Before The Met, I had a solo birthday lunch at Via Quadronno, an old school Italian neighborhood joint on the UES, where I sat at a tiny table crammed between various ladies who lunch. While all the ladies around me were enjoying salads, I got a lot of attention as my heaping bowl of $30 spaghetti carbonara traveled across the room to my table. "You win lunch," one of the women next to me said in a thick New York accent that sounded like money.

"Well, it's my birthday, so I figured..." I said. I feel like a child anytime I have to say the phrase "it's my birthday," and I could feel my face going red. But the women squealed with delight and wished me a happy birthday, before turning right back to their conversation. Even though my table was — at most — 2 inches from theirs, we pretended as if we hadn't just interacted, like proper New Yorkers. A brief moment of shared joy and camaraderie, and then we're dead to each other.

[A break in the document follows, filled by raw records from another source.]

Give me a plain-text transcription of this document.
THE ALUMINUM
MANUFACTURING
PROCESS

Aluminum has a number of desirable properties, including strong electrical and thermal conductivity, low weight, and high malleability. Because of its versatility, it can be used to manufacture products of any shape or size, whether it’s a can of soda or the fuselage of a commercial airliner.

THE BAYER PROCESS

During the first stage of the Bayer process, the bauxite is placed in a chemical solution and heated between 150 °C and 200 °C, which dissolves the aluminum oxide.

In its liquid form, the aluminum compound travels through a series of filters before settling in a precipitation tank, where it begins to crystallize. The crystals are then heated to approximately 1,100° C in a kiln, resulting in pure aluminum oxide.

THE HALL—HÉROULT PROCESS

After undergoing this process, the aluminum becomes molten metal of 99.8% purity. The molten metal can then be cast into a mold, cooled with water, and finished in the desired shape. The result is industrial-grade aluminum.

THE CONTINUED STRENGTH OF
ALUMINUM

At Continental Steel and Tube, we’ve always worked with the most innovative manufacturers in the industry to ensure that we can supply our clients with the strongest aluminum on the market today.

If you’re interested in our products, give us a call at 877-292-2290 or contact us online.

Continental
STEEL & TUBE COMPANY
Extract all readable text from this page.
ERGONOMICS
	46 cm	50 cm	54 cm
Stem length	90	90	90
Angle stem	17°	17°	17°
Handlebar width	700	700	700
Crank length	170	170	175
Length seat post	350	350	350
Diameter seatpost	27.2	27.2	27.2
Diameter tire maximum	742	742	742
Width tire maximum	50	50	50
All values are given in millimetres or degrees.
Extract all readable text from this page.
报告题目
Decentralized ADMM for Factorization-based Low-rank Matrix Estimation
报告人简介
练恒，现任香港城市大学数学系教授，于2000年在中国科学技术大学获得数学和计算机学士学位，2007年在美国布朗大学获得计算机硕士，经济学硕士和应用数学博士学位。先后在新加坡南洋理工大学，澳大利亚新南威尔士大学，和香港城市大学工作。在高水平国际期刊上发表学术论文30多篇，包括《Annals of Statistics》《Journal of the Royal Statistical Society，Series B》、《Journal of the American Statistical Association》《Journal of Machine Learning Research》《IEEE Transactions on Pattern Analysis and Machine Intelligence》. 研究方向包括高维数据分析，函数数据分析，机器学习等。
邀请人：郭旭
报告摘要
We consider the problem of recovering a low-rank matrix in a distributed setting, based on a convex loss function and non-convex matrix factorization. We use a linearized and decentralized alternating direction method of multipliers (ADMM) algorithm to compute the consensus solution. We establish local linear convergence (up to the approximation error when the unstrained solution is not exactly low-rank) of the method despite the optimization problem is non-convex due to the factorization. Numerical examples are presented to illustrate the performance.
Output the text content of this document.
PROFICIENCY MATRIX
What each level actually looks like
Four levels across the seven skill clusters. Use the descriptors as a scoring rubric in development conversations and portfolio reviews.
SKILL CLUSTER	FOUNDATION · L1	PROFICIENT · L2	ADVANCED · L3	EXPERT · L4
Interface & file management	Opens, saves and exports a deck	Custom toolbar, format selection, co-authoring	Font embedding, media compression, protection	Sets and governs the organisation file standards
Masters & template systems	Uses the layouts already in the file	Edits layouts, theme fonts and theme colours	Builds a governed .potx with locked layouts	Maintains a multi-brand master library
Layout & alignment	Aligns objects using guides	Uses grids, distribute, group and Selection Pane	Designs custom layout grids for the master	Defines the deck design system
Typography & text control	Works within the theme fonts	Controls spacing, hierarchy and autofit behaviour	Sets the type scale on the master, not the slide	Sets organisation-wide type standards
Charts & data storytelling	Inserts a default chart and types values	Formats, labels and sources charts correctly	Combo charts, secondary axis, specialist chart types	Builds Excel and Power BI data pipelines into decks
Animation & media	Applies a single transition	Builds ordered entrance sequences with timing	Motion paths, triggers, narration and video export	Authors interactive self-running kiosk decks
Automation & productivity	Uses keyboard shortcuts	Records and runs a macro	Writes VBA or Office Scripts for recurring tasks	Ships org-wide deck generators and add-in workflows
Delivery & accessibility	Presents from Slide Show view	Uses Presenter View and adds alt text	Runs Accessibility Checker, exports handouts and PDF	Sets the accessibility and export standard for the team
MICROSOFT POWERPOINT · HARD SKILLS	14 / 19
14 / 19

I pretended to read my book while I eavesdropped on their conversation, as one woman complained about her three daughters. The eldest daughter's boyfriend "will not leave my house," and the younger daughter has a horrible case of acne that recently popped up ("we're going to have to laser her face"), but the true gossip session was reserved for the middle daughter, who returned from UCLA having gained the Freshman 15.

"I don't even know how they gain that much anymore, it's not like they drink beer," her friend said.

"She's begging me for Ozempic," the woman continued, "But I'm getting her a nutritionist instead. She needs to learn that the best way to lose weight is—"

And they both finished the sentence, in unison: "To not eat!"

Next to them, I slurped down what must have been a pound and a half of thick, creamy carbonara, and a gigantic glass of white wine, feeling simultaneously shameful and giddy, and I was sad to leave without getting to hear the rest of their gossip.